# Dual wheels for a skid steer??



## maximus44 (Nov 28, 2006)

Hey guys,
Let me start off by tell you all that I am the new(proud,and nervous) owner of an 08 New Holland L190 skid steer.
Secondly,has anyone ever thought of turning their skid into an 8 wheeled dually?
Got the idea as I watched JD Daves "big red" pushing snow.
What do u guys think?
Would this not increase traction?(as long as the plow/pusher is wider than the wheels,no?tymusic


----------



## cretebaby (Aug 23, 2008)

maximus44;653347 said:


> Hey guys,
> Let me start off by tell you all that I am the new(proud,and nervous) owner of an 08 New Holland L190 skid steer.
> Secondly,has anyone ever thought of turning their skid into an 8 wheeled dually?
> Got the idea as I watched JD Daves "big red" pushing snow.
> ...


no it will lower traction because of lower PSI

JD may correct me on this but duals are for soft tilled soil or muddy conditions

duals on a skidder would be hard on the axles and drive motors and chains


----------



## JD Dave (Mar 20, 2007)

cretebaby;653356 said:


> no it will lower traction because of lower PSI
> 
> JD may correct me on this but duals are for soft tilled soil or muddy conditions
> 
> duals on a skidder would be hard on the axles and drive motors and chains


Crete is correct.


----------



## LeadDogg (Oct 16, 2008)

you would look pretty cool though


----------



## Jay brown (Dec 26, 2005)

maximus44;653347 said:


> Hey guys,
> Let me start off by tell you all that I am the new(proud,and nervous) owner of an 08 New Holland L190 skid steer.
> Secondly,has anyone ever thought of turning their skid into an 8 wheeled dually?
> Got the idea as I watched JD Daves "big red" pushing snow.
> ...


in snow you need the most PSI on the ground as you can get and one way of doing this is to run narrow snow tires.(i've got a pic of some on my profile pix)... we also run 3"(might be 1.5", don't remember) spacers on the inside of the wheels to increase the width of the machine and this helps increase stability while running bigger plows...


----------



## magnatrac (Dec 22, 2006)

maximus44;653347 said:


> Hey guys,
> Let me start off by tell you all that I am the new(proud,and nervous) owner of an 08 New Holland L190 skid steer.
> Secondly,has anyone ever thought of turning their skid into an 8 wheeled dually?
> Got the idea as I watched JD Daves "big red" pushing snow.
> ...


 Well the traction issue has been answered, and I definitaly agree ! So let me start out buy saying congrats on your new machine !!! No reason to be nervous N.H.'s are great machines. The L190 is a big machine did you get the 14'' tires? My L 175 came standard w/12" and I decided to keep my old tracks( only used in the dirt) and order it w/10'' to work better in the snow. Every little bit helps . Anyways lets see some pic's of the new toy !!!

, shaun


----------



## big pusher (Sep 9, 2008)

Not a good idea.


----------



## maximus44 (Nov 28, 2006)

ya Shaun,I did get the 14inch tires on it,as well as heated cab(of course),a/c,2speed and pilot controls.
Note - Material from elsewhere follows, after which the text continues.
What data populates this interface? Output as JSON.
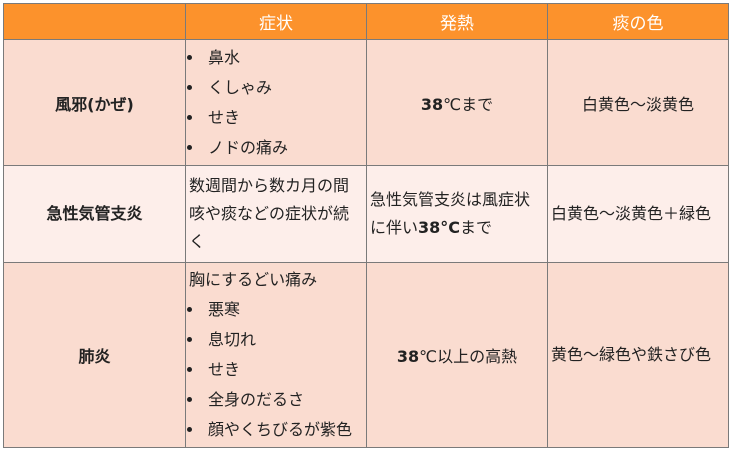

I just put a horst 10ft,plow on it with snow box sides and angleing.
I was gonna put an ARCTIC PUSHER on it but I called them 3times,and they never called me back with any pricing,or interest. Too bad,was looking forward to using the sectional plow.
Anyone else have the same experience with arctic?


----------



## stauffer.80 (Aug 21, 2008)

Why are you nervous about the New Holland?


----------



## xtreem3d (Nov 26, 2005)

maximus,
i had the exact same experience with Arctic , went with a different product and it work out best in the end for me


----------



## maximus44 (Nov 28, 2006)

hey Stauffer,not nervous about the machines performance,nervous about me being in it,lol.
Just gotta get used to it i guess,and the fact that I just spent $40,000.
Hope it's a good investment,thats all


----------



## BIGBEN2004 (Aug 28, 2008)

That is also why Track machines don't do as well in the snow as tire machines because of the lower PSI they produce. I always say track machines are like a pair of ski's, the longer the ski the faster you go down the slopes.


----------



## TBarOMT (Mar 3, 2008)

If you need traction, go to Snow Wolf's web site, www.snowwolfplows.com, there you will find the wolf paw tires, and some pretty awesome looking plows as well. Thinkin those 6"wide tires would give a guy all kinds of traction...


----------



## CUCV (Apr 9, 2007)

*wolf paws*

I bought 13 wolf paw tires last year. Night and day difference. I can't imagine not having them. However I have seen a poor operator chew through a set of them with a pusher in pretty quickly. Personally I ran my JD 250 with a nine foot plow and the tires look to have several years of life.

I love the JD and New Holland visability and have been happy with the machines.


----------



## pieperlc (Jan 4, 2005)

CUCV;661323 said:


> However I have seen a poor operator chew through a set of them with a pusher in pretty quickly. QUOTE]
> 
> Is that from zero turning or from spinning, or both?


----------